At the event on Tuesday, Chestnut captured his 10th Mustard Belt by eating an event-record 72 hot dogs and buns in 10 minutes. Stonie finished third with 48 hot dogs and buns, while Carmen Cicotti nabbed the second-place spot eating 62 franks and buns.
“You never know,” Lesco said when asked how she thought her chances stacked up against defending three-time Women’s Champion Miki Sudo. Although she placed third in last year’s eating competition, just behind runner-up Sonya Thomas, Lesco is also the first woman to beat Thomas, which she did in 2013. But, even so, her number of 27 hot dogs and buns in 2016 was still more than 10 back from Sudo’s 38.5.
Sudo also set a personal record Tuesday by downing 41 hot dogs and buns to win her fourth consecutive title. Lesco finished second with 32.5 dogs and buns.
With its traditional origins in a bet between two immigrant wiener aficionados in 1916, Nathan’s Famous Fourth of July Hot Dog Eating Contest has grown to become a major event, broadcast internationally by ESPN and seen live by thousands who fill the corner of Surf and Stillwell avenues hours ahead of the start in order get a good viewing position.
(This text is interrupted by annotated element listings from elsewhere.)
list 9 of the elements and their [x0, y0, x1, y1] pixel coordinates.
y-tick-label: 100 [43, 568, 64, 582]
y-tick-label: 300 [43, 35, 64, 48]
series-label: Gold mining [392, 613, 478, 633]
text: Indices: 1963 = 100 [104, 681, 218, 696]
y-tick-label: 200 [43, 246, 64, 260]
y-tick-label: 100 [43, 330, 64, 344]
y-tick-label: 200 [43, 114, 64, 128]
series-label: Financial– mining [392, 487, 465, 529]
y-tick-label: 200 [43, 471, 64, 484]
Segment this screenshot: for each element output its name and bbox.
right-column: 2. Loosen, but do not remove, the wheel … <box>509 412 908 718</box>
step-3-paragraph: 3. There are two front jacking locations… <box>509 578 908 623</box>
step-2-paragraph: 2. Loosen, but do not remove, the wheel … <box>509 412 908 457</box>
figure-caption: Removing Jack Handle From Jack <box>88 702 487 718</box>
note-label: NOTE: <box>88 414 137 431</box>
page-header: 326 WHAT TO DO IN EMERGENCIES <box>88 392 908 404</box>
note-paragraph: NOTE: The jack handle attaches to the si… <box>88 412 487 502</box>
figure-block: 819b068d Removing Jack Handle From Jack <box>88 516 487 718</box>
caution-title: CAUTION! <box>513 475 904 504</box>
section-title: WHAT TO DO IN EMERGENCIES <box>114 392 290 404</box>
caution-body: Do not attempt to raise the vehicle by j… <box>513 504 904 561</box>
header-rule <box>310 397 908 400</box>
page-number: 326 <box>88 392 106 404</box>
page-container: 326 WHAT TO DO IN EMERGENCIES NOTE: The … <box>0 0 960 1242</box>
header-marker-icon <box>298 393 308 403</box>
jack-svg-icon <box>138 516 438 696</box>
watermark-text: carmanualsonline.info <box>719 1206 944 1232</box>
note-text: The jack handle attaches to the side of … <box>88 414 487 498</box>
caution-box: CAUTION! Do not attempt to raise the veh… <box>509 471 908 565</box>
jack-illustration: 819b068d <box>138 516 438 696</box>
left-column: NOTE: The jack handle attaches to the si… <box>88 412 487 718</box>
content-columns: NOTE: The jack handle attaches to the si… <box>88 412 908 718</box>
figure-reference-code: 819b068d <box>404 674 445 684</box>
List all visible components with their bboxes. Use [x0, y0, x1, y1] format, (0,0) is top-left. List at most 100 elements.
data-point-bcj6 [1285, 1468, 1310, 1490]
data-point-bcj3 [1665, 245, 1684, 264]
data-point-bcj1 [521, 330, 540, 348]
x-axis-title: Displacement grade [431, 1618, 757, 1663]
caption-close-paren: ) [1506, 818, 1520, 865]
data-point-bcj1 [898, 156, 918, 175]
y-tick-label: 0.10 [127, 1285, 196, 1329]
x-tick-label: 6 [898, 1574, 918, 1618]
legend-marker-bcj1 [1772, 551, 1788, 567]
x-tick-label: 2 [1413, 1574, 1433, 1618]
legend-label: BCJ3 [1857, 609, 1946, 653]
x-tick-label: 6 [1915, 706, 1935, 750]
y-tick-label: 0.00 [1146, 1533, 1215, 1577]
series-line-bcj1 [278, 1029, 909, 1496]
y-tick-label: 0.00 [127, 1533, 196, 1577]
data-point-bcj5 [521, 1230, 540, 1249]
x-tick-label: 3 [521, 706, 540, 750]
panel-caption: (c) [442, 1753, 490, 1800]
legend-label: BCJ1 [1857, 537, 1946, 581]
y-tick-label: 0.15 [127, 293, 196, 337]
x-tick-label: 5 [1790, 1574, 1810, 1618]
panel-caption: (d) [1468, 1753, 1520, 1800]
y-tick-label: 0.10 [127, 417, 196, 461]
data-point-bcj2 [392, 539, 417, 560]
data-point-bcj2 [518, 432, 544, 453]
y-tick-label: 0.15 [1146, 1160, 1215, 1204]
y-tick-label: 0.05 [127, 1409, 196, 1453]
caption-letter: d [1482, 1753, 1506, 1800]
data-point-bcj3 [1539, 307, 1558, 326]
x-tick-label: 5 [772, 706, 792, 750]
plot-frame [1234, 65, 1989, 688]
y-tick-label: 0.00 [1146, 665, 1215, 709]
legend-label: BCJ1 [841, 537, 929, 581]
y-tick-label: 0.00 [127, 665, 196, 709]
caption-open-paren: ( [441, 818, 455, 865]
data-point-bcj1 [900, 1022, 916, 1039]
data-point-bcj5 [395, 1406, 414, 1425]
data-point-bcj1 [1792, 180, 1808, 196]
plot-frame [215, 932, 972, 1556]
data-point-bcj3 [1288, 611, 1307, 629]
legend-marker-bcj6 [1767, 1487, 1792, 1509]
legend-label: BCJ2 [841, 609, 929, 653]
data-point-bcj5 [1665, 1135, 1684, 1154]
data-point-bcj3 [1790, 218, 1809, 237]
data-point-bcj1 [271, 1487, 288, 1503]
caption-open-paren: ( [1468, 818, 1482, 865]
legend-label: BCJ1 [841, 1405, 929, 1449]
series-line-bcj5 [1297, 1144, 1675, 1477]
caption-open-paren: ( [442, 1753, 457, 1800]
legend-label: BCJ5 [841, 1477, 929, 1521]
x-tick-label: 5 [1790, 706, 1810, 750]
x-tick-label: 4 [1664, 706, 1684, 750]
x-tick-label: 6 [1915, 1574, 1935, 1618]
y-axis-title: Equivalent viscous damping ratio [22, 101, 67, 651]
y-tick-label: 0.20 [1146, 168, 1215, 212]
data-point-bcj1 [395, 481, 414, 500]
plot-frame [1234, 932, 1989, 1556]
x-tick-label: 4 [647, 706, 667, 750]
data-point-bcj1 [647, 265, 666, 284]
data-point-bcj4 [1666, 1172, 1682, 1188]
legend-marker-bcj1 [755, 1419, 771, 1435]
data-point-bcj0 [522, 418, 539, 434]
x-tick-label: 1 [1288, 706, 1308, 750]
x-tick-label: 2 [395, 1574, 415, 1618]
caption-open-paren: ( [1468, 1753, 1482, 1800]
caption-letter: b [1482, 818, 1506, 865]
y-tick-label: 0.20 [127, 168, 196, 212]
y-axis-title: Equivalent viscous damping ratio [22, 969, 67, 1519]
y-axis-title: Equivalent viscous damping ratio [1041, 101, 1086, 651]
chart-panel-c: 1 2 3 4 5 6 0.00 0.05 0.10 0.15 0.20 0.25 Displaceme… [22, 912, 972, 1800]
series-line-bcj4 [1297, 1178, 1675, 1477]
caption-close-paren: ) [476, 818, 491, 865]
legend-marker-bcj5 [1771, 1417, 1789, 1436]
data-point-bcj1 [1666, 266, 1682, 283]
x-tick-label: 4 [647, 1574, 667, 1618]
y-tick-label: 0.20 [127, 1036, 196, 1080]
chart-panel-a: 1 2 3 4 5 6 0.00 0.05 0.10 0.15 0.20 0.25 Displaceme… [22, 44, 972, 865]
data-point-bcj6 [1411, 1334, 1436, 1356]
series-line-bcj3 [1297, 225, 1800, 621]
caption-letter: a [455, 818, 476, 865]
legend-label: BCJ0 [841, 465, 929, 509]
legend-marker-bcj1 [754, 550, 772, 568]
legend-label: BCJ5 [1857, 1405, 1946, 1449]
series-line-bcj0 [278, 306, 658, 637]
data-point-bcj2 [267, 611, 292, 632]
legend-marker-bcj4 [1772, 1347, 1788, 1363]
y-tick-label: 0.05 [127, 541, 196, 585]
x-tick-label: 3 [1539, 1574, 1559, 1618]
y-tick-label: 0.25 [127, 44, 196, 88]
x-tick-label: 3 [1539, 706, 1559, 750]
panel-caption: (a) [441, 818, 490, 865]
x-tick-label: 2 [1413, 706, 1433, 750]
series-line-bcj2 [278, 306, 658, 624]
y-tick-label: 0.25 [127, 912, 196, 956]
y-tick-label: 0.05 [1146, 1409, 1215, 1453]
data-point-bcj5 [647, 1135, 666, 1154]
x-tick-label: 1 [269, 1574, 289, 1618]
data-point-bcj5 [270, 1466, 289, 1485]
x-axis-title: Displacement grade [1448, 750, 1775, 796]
This year’s competition was no different.
Nathan’s Famous also donated 100,000 hot dogs to the Food Bank for New York City prior to the contest. This year’s donation brings the total to 1 million donated hot dogs over the past decade. In spite of the company’s largesse, past contests have been infiltrated by anti-meat protests, including last year’s when activists attempted to pour fake blood over the contestants before being dragged away by NYPD. This year, police interrupted demonstrators attempting to unfold a black banner and took them to a precinct to be questioned.